Sudah saatnya masyarakat bersama aparat tidak lagi berdiam diri dalam mengawal terwujudnya masyarakat yang rukun, damai, dan bermartabat berdasarkan Pancasila dalam bingkai NKRI.
Oleh
Bharoto
·3 menit baca
Melalui tayangan televisi, kita menyaksikan ada ratusan karangan bunga yang dikirim untuk Pangdam Jaya. Bunga berasal dari berbagai elemen masyarakat, ungkapan terima kasih dan dukungan kepada Pangdam Jaya menghadapi kelompok ekstrem.
Itu bukan fenomena yang sepele karena menggambarkan bangkitnya sikap dari sebagian besar masyarakat yang biasa disebut silent majority. Mereka yang selama ini bersikap diam dalam banyak peristiwa.
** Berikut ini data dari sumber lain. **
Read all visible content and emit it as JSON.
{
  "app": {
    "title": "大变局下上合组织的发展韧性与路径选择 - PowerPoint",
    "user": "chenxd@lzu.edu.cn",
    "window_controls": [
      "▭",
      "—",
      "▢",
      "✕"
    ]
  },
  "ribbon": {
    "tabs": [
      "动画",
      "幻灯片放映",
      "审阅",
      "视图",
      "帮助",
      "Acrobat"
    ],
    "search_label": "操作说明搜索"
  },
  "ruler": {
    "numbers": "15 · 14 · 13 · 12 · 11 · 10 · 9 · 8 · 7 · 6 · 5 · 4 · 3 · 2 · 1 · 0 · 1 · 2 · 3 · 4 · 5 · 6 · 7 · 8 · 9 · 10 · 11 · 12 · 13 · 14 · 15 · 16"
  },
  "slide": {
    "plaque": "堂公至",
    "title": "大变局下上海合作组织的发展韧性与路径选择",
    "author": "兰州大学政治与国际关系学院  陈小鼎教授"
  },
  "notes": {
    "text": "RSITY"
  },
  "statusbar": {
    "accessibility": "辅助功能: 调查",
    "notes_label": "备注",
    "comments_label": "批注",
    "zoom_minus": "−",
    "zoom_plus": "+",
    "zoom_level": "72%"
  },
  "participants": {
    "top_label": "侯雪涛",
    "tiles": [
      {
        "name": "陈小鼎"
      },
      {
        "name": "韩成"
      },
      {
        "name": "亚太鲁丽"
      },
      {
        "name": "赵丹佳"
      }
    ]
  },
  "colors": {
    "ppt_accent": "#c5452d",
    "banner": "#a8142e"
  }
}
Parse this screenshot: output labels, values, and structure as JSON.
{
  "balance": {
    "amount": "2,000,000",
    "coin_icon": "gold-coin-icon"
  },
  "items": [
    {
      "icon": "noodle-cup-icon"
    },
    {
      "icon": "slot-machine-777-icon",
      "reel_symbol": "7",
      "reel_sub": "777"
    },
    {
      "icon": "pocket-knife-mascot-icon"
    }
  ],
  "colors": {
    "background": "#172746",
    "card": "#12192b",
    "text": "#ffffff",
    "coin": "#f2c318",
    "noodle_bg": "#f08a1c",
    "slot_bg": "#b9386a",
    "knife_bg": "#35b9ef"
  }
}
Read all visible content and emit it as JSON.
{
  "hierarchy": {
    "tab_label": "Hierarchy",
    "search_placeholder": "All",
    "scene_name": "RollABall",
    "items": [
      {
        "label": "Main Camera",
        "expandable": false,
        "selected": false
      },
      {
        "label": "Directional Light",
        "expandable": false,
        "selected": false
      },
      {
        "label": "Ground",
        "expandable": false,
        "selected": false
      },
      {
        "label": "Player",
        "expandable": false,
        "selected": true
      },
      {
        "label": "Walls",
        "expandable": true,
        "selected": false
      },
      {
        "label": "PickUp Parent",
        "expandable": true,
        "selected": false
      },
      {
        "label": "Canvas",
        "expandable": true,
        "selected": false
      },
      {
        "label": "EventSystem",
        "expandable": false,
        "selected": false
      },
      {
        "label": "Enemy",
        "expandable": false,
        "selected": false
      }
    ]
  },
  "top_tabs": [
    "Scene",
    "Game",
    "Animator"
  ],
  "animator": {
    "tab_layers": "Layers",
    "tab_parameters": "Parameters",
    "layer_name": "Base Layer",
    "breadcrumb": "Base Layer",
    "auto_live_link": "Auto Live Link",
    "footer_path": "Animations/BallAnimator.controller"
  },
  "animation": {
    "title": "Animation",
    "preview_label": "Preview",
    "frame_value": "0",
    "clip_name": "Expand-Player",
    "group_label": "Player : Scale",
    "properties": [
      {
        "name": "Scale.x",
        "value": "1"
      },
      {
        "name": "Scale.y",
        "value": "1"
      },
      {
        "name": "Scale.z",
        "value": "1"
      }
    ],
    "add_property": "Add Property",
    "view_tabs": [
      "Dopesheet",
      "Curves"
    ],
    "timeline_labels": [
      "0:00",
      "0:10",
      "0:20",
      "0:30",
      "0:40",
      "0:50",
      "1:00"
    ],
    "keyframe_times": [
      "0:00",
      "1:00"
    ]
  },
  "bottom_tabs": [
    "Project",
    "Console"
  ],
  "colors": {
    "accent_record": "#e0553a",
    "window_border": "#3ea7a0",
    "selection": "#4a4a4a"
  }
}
Sekalipun ada politisi ataupun aktivis yang kurang setuju dengan langkah tegas Pangdam Jaya, masyarakat tidak peduli. Tampaknya, pada satu titik, masyarakat sudah tidak tahan lagi, apalagi aparat selama ini terlihat gamang untuk menindak tegas kelompok semacam ini.
Sesungguhnya sebagian besar masyarakat Indonesia adalah masyarakat yang moderat dan penuh toleransi. Namun, suaranya terdengar sayup dibandingkan kelompok ekstrem yang kerap bersuara lantang.
Bangsa Indonesia pun sebenarnya kaya dengan kearifan lokal yang diajarkan melalui budi pekerti dan nilai-nilai luhur. Misalny, di Jawa ada ajaran untuk bersikap andap asor (rendah hati, sopan santun), tepa selira (toleran), dan mulat sarira hangrasa wani (mawas diri dan berani bertanggung jawab). Tiba-tiba, sekarang muncul seruan kejam dan ceramah yang tidak pantas disebut di sini!
Sudah saatnya masyarakat bersama aparat tidak lagi berdiam diri dalam mengawal terwujudnya masyarakat yang rukun, damai, dan bermartabat berdasarkan Pancasila dalam bingkai NKRI. Semoga.
BHAROTO
Jl Kelud Timur, Semarang
Tak Boleh Kalah
Ketua Umum Pengurus Besar Nahdlatul Ulama Said Aqil Siroj menekankan pentingnya memperkuat dakwah Islam yang moderat dan toleran.
Beliau mengatakan, ”Ke depan mari kita perkuat dakwah Islam yang wasatiyah, yang moderat, menghadapi munculnya kelompok radikal,” (Kompas, 13/11/2020).
Paham moderat mengedepankan keseimbangan akal dan wahyu, serta keseimbangan keragaman antarkelompok sebagai prinsip dasar untuk menjaga kemaslahatan bersama (Kompas, 17/11/2020).
Kenyataan di Indonesia saat ini dapat dilihat dari tulisan di Kompas (Selasa, 17/11/2020) berjudul ”Konservatisme Mendominasi Media Sosial”.
Disebutkan, narasi keagamaan di media sosial masih di dominasi oleh narasi konservatif. Oleh karena itu, transformasi di kalangan moderat untuk lebih aktif di media sosial amat diperlukan.
Dari penelitian ”Beragama di Dunia Maya: Media Sosial dan Pandangan Keagamaan di Indonesia” yang menganalisis data media sosial sepanjang 2009-2019, diketahui dengung konservatisme mencapai 67,2 persen, moderat (22,2 persen), liberal (6,1 persen), dan Islamis (4,5 persen).
Paham konservatif adalah aliran keagamaan yang menjadikan tradisi Islam awal sebagai acuan yang harus diterapkan secara harfiah.
Banyak oknum aparatur sipil negara (ASN) ataupun aparat penegak hukum beserta keluarga menjadi pengikut aliran konservatisme. Mereka menjadi intoleran dan radikal. Mereka berhasil membungkam lembaga majelis keagamaan di Indonesia sehingga upaya pembimbingan, pembinaan, dan pengayoman umat demi kemaslahatan bersama menjadi kabur maknanya.
Kalau kemudian khotbah keagamaan dibiarkan penuh kebohongan, fitnah, kata-kata kotor, kasar, kejam, dan sarat ujaran kebencian, lalu kita harus bagaimana?
Judul berita di Kompas (Minggu, 15/11/2020), ”Mekanisme di Negara Lain Bisa Jadi Contoh”, bisa jadi solusi. China, misalnya, stabilitas politiknya sangat terjaga. China membolehkan orang beragama atau tidak beragama, kembali kepada kebebasan pribadi masing-masing. Namun, mereka diawasi agar tidak mengganggu kenyamanan publik.
Kuncinya memang satu, ”Negara Tak Boleh Kalah” (Kompas, 17/11/2020).